Over the past three years, NASA has been studying the operational effectiveness and astronaut protection efficacy of numerous radiation protection shelters for use in space exploration activities outside of Earth's magnetosphere. The work was part of NASA's Advanced Exploration Systems (AES) RadWorks Storm Shelter project. Fabricated items were integrated into mockup deep space habitat vehicle sections for operational evaluations. Two full-scale human-in-loop simulations were designed, fabricated, and implemented. The goal was to provide design and performance assessment information for consideration by mission designers who must quantify the radiation protection characteristics of their exploration trade space.

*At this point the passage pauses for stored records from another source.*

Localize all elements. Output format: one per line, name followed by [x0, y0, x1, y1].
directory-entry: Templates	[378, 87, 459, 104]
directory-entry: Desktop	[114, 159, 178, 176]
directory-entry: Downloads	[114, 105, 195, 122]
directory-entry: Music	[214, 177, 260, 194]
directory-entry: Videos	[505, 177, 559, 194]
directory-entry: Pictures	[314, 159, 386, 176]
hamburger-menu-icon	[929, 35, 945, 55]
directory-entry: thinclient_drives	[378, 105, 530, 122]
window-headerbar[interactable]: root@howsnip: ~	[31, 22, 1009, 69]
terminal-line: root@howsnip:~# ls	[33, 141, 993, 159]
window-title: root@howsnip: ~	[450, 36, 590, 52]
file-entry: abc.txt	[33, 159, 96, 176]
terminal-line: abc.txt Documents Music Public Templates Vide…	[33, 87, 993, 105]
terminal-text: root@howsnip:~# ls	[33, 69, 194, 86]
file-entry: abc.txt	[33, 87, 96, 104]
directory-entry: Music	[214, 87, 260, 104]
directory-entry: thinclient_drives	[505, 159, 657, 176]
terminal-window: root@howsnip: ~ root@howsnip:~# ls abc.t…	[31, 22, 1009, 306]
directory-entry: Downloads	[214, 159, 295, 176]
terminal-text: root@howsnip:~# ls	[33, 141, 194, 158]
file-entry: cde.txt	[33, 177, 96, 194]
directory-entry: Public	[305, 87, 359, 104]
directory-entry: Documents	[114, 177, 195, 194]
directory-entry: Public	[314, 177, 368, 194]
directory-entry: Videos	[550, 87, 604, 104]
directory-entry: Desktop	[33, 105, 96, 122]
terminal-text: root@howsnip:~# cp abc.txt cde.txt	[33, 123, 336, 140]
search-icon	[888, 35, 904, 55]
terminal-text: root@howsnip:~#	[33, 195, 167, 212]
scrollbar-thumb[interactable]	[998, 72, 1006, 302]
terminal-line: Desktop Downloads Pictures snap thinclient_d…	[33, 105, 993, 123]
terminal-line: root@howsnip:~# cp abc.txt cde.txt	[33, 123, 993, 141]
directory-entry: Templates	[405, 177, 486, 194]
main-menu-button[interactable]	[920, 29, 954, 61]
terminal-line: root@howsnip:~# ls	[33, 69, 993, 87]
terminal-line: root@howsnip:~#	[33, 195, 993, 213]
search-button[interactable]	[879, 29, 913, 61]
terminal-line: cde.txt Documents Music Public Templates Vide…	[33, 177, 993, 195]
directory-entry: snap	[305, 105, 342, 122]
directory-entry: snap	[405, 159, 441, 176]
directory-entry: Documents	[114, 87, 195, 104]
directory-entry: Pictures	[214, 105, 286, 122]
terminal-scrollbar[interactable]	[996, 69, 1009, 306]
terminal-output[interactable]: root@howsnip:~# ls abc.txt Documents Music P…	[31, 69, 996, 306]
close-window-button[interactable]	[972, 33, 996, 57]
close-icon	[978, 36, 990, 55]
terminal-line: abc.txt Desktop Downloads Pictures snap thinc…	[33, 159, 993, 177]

One element of the AES RadWorks effort was to characterize radiation protection effectiveness of approaches intended primarily for dose reduction during a Solar Particle Event (SPE). This protection, intended to be in place only as long as necessary for the duration of an SPE, is termed a radiation Storm Shelter. Two basic operational concepts showed merit: one that involves building a temporary shelter (“Reconfigurable Logistics“), and another based upon using a crewmember's personal living quarters area as a shelter location (“Crew Quarters“).
The Reconfigurable Logistics approach is a shelter fabricated from various logistics items fastened to a supporting structure within the hallway of a typical International Space Station (ISS)-style crew habitation element. The logistics of various nature — food, water, processed trash, and waste — are depicted as uniform-sized packages used to tile the support structure. Thus items of useful protective mass are moved from an operating storage location for the purpose of building a localized SPE shelter, and little additional mass is required for protection over what is nominally available during station operations. This is a low parasitic mass approach.
The Crew Quarters configuration was selected to be studied as protected by both some reconfigurable logistics, but also by use of a waterwall integrated into the design of the Crew Quarters so that potable water on an exploration mission could be stored to provide a crewmember protection from external radiation. Ideally, such a water storage location, between the crew and the most intense radiation source, would be the normal operating approach, but water could be diverted to this location in the event of an SPE if it were nominally stored in a different location.
It was found to be advantageous to keep crew surrounded by logistics and element subsystems for as much time as possible. As a design example, crew quarters located down the center of a cylinder with logistics surrounding them in an annular manner could be a more advantageous arrangement than the typical ISS design with crew quarters on the perimeter of the habitat.